Call it synchronicity, a confluence of decentralised thinking, or longstanding issues coming to a head, but just as @dirvine was chatting to the team this week about protection against Sybil attacks, a post by @sundata87 popped up alerting us to Vitalik Buterin’s thoughts on the topic. David’s initial response, for those that haven’t read it, is here. Tldr; outside of blockchain-land Sybil may not be so scary after all.
While we’re on helpful community contributions, special thanks to @loziniak for some sharp-eyed bug fixing and useful proposals to simplify the API.
And of course, kudos to everyone who’s taken part in the two testnets over the last week. Yes, we’ve spoiled you – don’t get used to it – but it’s been worth it to find that (a) the no-chunk-nodes situation has improved, if not fully cracked; (b) nodes are earning tokens for primary storage as planned; and (c) useful data on the issues to be ironed out, particularly uploading large files, where it may be that quoted prices can become invalid in the time it takes to chunk and upload the data.

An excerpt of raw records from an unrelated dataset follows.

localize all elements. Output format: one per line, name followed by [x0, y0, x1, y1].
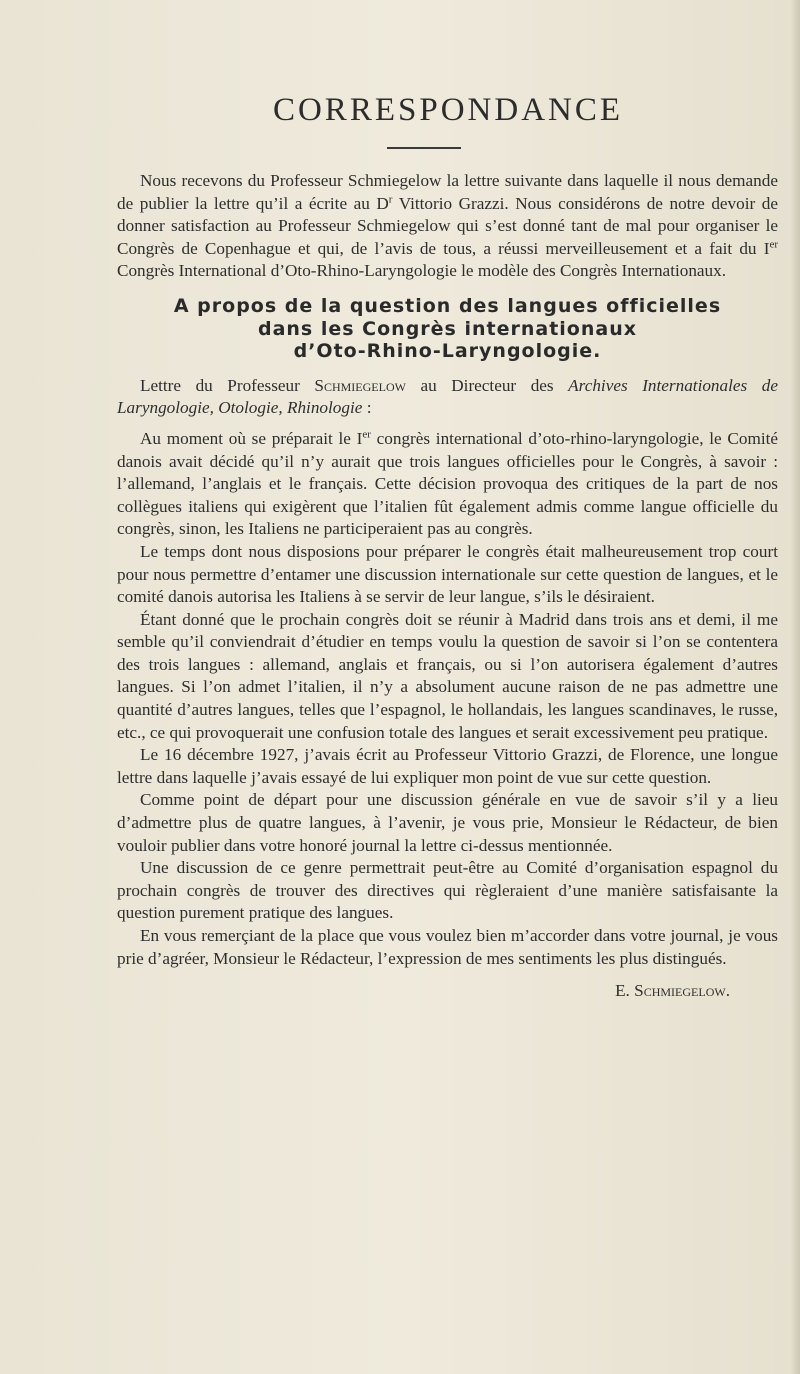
letter-intro-middle: au Directeur des — [405, 375, 569, 395]
article-heading-line-3: d’Oto-Rhino-Laryngologie. — [293, 340, 602, 363]
letter-p1-text-1: Au moment où se préparait le I — [140, 428, 363, 448]
signature-initial: E. — [615, 981, 635, 1001]
title-rule — [387, 147, 461, 149]
letter-paragraph-7: En vous remerçiant de la place que vous voulez bien m’accorder dans votre journal, je vous prie d’agréer, Monsieur le Rédacteur, l’expression de mes sentiments les plus distingués. — [117, 926, 778, 968]
intro-text-1: Nous recevons du Professeur Schmiegelow la lettre suivante dans laquelle il nous demande de publier la lettre qu’il a écrite au D — [117, 171, 778, 213]
intro-text-2: Vittorio Grazzi. Nous considérons de notre devoir de donner satisfaction au Professeur Schmiegelow qui s’est donné tant de mal pour organiser le Congrès de Copenhague et qui, de l’avis de tous, a réussi merveilleusement et a fait du I — [117, 193, 778, 258]
article-heading-line-2: dans les Congrès internationaux — [257, 317, 637, 340]
letter-paragraph-3: Étant donné que le prochain congrès doit se réunir à Madrid dans trois ans et demi, il me semble qu’il conviendrait d’étudier en temps voulu la question de savoir si l’on se contentera des trois langues : allemand, anglais et français, ou si l’on autorisera également d’autres langues. Si l’on admet l’italien, il n’y a absolument aucune raison de ne pas admettre une quantité d’autres langues, telles que l’espagnol, le hollandais, les langues scandinaves, le russe, etc., ce qui provoquerait une confusion totale des langues et serait excessivement peu pratique. — [117, 609, 778, 742]
letter-paragraph-6: Une discussion de ce genre permettrait peut-être au Comité d’organisation espagnol du prochain congrès de trouver des directives qui règleraient d’une manière satisfaisante la question purement pratique des langues. — [117, 858, 778, 923]
article-heading — [117, 295, 778, 363]
signature-name: Schmiegelow. — [634, 981, 730, 1001]
letter-intro-prefix: Lettre du Professeur — [140, 375, 315, 395]
letter-intro — [117, 375, 778, 420]
letter-p1-sup: er — [362, 428, 371, 441]
signature — [117, 980, 778, 1003]
intro-text-3: Congrès International d’Oto-Rhino-Laryngologie le modèle des Congrès Internationaux. — [117, 261, 727, 281]
letter-paragraph-5: Comme point de départ pour une discussion générale en vue de savoir s’il y a lieu d’admettre plus de quatre langues, à l’avenir, je vous prie, Monsieur le Rédacteur, de bien vouloir publier dans votre honoré journal la lettre ci-dessus mentionnée. — [117, 790, 778, 855]
intro-sup-1: r — [388, 192, 393, 205]
letter-paragraph-1 — [117, 428, 778, 541]
letter-paragraph-4: Le 16 décembre 1927, j’avais écrit au Professeur Vittorio Grazzi, de Florence, une longue lettre dans laquelle j’avais essayé de lui expliquer mon point de vue sur cette question. — [117, 745, 778, 787]
page-edge-shadow — [790, 0, 800, 1374]
letter-paragraph-2: Le temps dont nous disposions pour préparer le congrès était malheureusement trop court pour nous permettre d’entamer une discussion internationale sur cette question de langues, et le comité danois autorisa les Italiens à se servir de leur langue, s’ils le désiraient. — [117, 541, 778, 607]
article-body — [117, 170, 778, 1003]
article-heading-line-1: A propos de la question des langues officielles — [173, 294, 722, 317]
intro-sup-2: er — [769, 238, 778, 251]
letter-intro-suffix: : — [362, 398, 372, 418]
letter-intro-author: Schmiegelow — [314, 375, 406, 395]
intro-paragraph — [117, 170, 778, 283]
letter-p1-text-2: congrès international d’oto-rhino-laryngologie, le Comité danois avait décidé qu’il n’y aurait que trois langues officielles pour le Congrès, à savoir : l’allemand, l’anglais et le français. Cette décision provoqua des critiques de la part de nos collègues italiens qui exigèrent que l’italien fût également admis comme langue officielle du congrès, sinon, les Italiens ne participeraient pas au congrès. — [117, 428, 778, 539]
page-title: CORRESPONDANCE — [272, 92, 624, 128]
letter-intro-journal: Archives Internationales de Laryngologie, Otologie, Rhinologie — [117, 375, 778, 418]
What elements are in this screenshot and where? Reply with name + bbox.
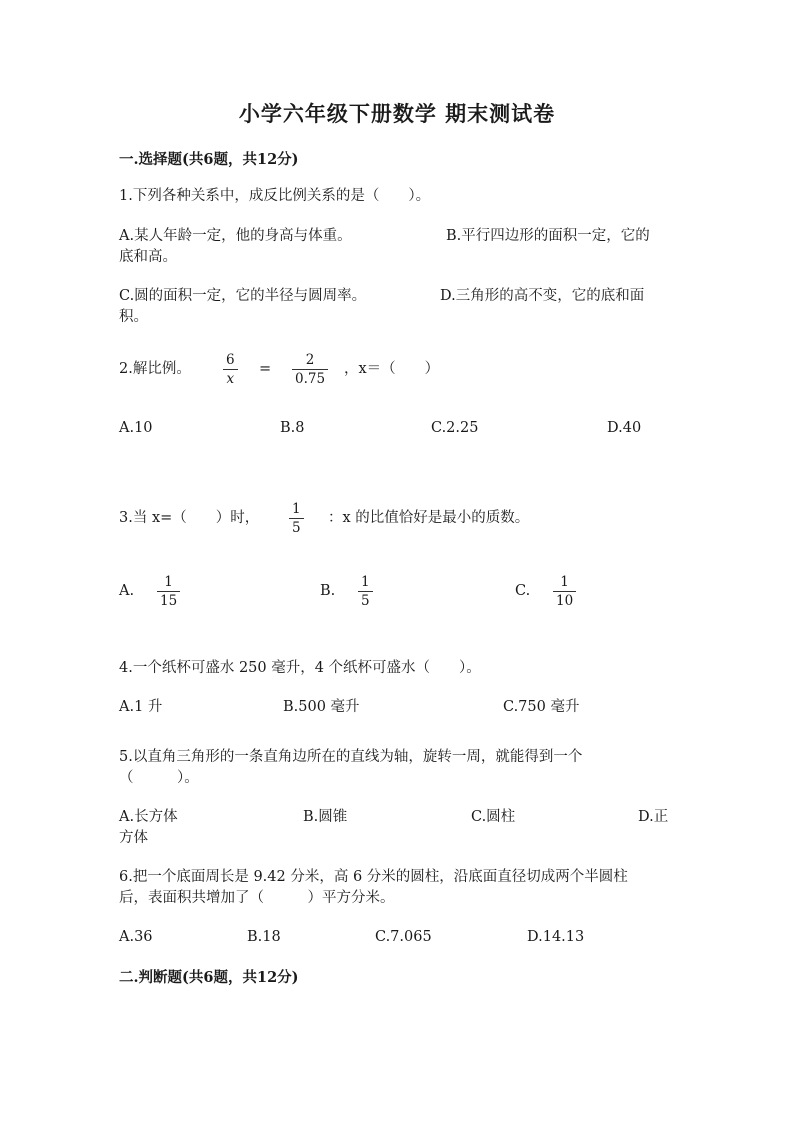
section-heading-choice: 一.选择题(共6题，共12分) [119,151,299,168]
question-5-stem: 5.以直角三角形的一条直角边所在的直线为轴，旋转一周，就能得到一个 [119,749,583,765]
fraction-bar [553,591,576,592]
question-3-option-a-label: A. [119,583,135,599]
question-3-option-a-fraction [157,574,180,609]
fraction-numerator: 6 [226,352,235,368]
fraction-bar [292,369,328,370]
fraction-numerator: 1 [560,574,569,590]
question-5-option-d-continued: 方体 [119,830,148,846]
question-2-option-c: C.2.25 [431,420,479,436]
question-6-option-a: A.36 [119,929,153,945]
question-3-option-b-label: B. [320,583,336,599]
question-1-option-c: C.圆的面积一定，它的半径与圆周率。 [119,288,367,304]
question-6-option-b: B.18 [247,929,281,945]
question-5-option-d: D.正 [638,809,669,825]
fraction-denominator: 5 [292,520,301,536]
question-2-equals: = [259,361,272,377]
question-6-option-d: D.14.13 [527,929,585,945]
question-2-fraction-2 [292,352,328,387]
question-4-option-a: A.1 升 [119,699,163,715]
section-heading-judgement: 二.判断题(共6题，共12分) [119,969,299,986]
fraction-numerator: 1 [164,574,173,590]
fraction-bar [289,518,304,519]
question-2-prefix: 2.解比例。 [119,361,191,377]
page-title: 小学六年级下册数学 期末测试卷 [238,101,556,126]
fraction-denominator: x [226,371,235,387]
question-5-option-a: A.长方体 [119,809,178,825]
question-1-option-b: B.平行四边形的面积一定，它的 [446,228,650,244]
question-3-suffix: ：x 的比值恰好是最小的质数。 [328,510,530,526]
question-4-option-c: C.750 毫升 [503,699,580,715]
question-2-option-d: D.40 [607,420,642,436]
fraction-denominator: 10 [556,593,574,609]
question-3-option-c-fraction [553,574,576,609]
question-2-option-b: B.8 [280,420,305,436]
fraction-denominator: 15 [160,593,178,609]
question-6-option-c: C.7.065 [375,929,432,945]
fraction-bar [358,591,373,592]
fraction-denominator: 0.75 [295,371,326,387]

Fixes are on the way, or already in, for those things, as well as the out-of-memory glitch which can occur when encrypting large files.
Oh, and @jimcollinson gave a preview of his product positioning presentation to the team. We’ve really got something special here guys. More soon!
General progress
@qi_ma has implemented streaming for self encryption, a helpful step on the path to ensure clients don’t run out of memory.
@joshuef has been tweaking retries for failed uploads, looking at generalising payment implementation across different types of record, and investigating the logistics of tracking node income.
In adjacent territory, @bochaco raised a PR to add a test verifying total rewards balances after chunk uploads. He also worked on having nodes deposit rewards in their own wallet and a CLI command to query balances.
@bzee refactored the code to optimise getting the furthest record, and investigated store cost calculations and potential supply-demand curves. Ideally we want prices to rise slowly at first then more rapidly as total storage reaches a critical point – all needs testing of course.
Meanwhile, @dirvine has been deep in security territory looking at spam prevention and Sybil and DOS prevention. He’s also been thinking about service providers, such as archive and audit nodes, which are all part of libp2p.
@chriso has made good progress with logging, implementing a combination of Logstash and Filebeat which is much more resource efficient. Chris also raised a PR to rotate logs at 20mb, rather than the number of lines.
@anselme has refactored payments to use UTXO, which is much more efficient than our current DBC implementation as well as being fully encrypted, adapting both sending and receiving ends and identifying security flaws to fix.
As well as lots of internal testing and CI improvements, @roland has been looking at record stores, including validation and error handling. He’s also been testing the new Filebeat and Logstash logging setup with a view to integrating libp2p metrics.